And then it comes to me “My body has taught me that when I am present with myself, when I go inside and pay attention, when I listen for and to that still small voice inside, it is there. Not only is it there, but it knows exactly what I need to do - knows how to integrate all of what I’ve heard and learned to allow me to express what I need, what is true: Lift off your hip. Lean back. Engage your shoulders. Open your chest. Press your outer foot into the mat. Pull into your center. Keep your focus. Soften. Sink. Be still.
I know what to do. When I pay attention, when I listen, when I show up day after day and remain committed to myself and my practice, the miracle happens. When I listen to that still small voice my body can do things I never thought it could do. I have shown myself time and again that I am stronger than I ever thought I could be. That I am capable of moving in ways I never thought I could move. That poses which once seemed impossible suddenly are not, and not only are they not, but they become weightless and joyful. I become free. That when I listen to that voice, that which once felt impossible – this thing that once felt so unknown to me – my body – becomes a vessel through which I can feel alive, held, and whole. And then I think: Maybe my still small voice can do that in ALL areas of my life? Maybe, if I remain committed to trusting that voice, I can experience that same liberation off the mat as I have experienced on the mat. I know there are days when I will not get it right – those days happen in yoga, too – but in yoga it’s the practice of coming back to my mat, being willing to stay ON my mat even when I want to jump off, and always bringing myself back to myself, that serves me best.
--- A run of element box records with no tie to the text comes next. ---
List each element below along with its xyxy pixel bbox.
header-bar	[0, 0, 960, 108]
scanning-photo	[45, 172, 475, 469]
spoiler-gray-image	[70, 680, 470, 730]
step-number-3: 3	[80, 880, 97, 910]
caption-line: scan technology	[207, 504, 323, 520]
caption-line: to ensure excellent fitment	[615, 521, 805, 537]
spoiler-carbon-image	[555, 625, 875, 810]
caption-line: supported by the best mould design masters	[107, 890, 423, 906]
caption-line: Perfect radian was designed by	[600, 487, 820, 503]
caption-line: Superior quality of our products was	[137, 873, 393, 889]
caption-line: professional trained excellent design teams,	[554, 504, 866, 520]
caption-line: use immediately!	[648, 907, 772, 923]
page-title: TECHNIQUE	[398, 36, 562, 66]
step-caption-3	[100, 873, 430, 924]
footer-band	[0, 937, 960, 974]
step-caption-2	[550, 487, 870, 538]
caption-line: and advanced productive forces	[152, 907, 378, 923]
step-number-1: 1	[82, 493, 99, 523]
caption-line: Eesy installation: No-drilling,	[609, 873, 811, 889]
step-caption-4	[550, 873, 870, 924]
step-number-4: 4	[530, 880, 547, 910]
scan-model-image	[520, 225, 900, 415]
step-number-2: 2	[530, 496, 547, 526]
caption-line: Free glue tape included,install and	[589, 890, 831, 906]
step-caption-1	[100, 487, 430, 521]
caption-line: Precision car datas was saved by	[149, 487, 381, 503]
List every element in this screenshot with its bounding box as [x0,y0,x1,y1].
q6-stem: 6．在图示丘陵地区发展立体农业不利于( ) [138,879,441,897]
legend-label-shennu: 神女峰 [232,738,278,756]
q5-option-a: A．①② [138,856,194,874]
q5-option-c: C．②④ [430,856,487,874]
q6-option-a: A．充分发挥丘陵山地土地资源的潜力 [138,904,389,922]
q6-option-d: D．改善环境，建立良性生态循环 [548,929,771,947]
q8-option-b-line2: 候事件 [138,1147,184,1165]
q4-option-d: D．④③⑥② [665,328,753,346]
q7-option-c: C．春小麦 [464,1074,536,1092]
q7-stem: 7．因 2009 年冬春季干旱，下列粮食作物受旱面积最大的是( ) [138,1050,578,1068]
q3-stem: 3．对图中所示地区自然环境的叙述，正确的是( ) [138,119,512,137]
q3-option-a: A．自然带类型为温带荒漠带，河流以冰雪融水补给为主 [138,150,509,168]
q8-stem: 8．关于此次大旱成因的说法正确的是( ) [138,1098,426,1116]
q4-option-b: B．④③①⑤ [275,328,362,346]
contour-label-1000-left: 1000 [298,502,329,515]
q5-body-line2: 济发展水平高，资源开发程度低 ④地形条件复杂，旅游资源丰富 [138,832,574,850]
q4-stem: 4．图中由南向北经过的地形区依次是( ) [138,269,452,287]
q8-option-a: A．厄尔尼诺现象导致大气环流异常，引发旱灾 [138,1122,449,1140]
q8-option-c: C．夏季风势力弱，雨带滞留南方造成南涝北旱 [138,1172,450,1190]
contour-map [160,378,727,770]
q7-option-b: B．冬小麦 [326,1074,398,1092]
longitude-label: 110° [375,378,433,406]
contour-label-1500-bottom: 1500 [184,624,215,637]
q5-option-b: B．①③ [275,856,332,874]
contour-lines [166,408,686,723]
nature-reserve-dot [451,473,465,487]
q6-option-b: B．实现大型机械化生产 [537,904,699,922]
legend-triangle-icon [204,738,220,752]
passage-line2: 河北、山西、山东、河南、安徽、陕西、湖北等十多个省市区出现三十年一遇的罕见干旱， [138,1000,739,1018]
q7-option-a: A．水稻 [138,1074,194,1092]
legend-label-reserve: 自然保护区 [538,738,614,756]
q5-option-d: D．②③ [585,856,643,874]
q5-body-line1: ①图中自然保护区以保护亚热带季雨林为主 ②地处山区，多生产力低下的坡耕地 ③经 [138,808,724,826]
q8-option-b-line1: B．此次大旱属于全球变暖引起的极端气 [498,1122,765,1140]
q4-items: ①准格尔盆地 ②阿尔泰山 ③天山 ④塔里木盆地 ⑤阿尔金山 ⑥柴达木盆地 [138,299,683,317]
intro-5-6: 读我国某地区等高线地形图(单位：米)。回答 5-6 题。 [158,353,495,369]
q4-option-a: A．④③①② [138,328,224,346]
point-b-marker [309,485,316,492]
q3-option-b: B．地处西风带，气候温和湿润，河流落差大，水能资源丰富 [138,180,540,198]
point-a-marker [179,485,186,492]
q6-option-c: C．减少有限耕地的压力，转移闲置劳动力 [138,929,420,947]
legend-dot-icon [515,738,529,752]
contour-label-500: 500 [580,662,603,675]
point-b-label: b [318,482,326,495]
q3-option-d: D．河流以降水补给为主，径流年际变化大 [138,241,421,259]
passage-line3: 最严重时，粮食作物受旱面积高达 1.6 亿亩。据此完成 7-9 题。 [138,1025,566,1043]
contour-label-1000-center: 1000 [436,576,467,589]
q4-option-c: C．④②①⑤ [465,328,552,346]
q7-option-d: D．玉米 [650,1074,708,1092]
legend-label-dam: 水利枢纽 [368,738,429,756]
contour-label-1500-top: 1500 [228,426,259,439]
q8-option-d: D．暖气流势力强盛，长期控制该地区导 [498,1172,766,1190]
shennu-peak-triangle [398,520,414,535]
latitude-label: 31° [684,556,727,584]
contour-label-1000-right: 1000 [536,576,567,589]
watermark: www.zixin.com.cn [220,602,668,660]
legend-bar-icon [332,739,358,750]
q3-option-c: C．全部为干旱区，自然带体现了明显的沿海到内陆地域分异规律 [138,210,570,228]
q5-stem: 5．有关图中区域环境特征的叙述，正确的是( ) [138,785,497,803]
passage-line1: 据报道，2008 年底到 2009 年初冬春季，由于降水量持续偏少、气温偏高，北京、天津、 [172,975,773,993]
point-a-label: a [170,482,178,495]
Maybe I just have to do the same thing out there: Stay committed. Keep coming back to myself. Pay attention. Practice listening for that still soft voice. Be quiet. Hear her. Take direction from her. Trust her. Have faith that she knows.
The class ends and we are lying in savasana. It’s quiet and dark and I feel peaceful and steady. Almost out of nowhere, I hear a calm, tender voice within me say “I’m sorry,” with so much love and humility, so much grace, that it catches me off guard. But I know it is me – the deep, warrior, divine, adult me – speaking to my younger, scared, teenage self. I hear her reply with love and forgiveness, with a knowing that my apology is real and true, that her fear, hurt, anger, and disappointment have been acknowledged and heard, “It’s okay,” she says. And in that moment, I know that there is no easier softer way. There is nothing, no one, to exhale into except my own arms, that great inner resource inside me. I am what I have always been looking for. There is no one else to be my savior, no one else to be my hero or my best friend, except me. And because God loves me just as I am, just as I have always been, I can forgive myself for loving myself so imperfectly. I can exhale completely into myself. I don’t have to wait for Ian or anyone else to make me feel loved or held or safe. I am in charge of that now, and it’s not lonely. It’s liberating. To trust that if I keep paying attention, keep listening, keep coming back I will always know exactly where to put my body, my heart, and my soul.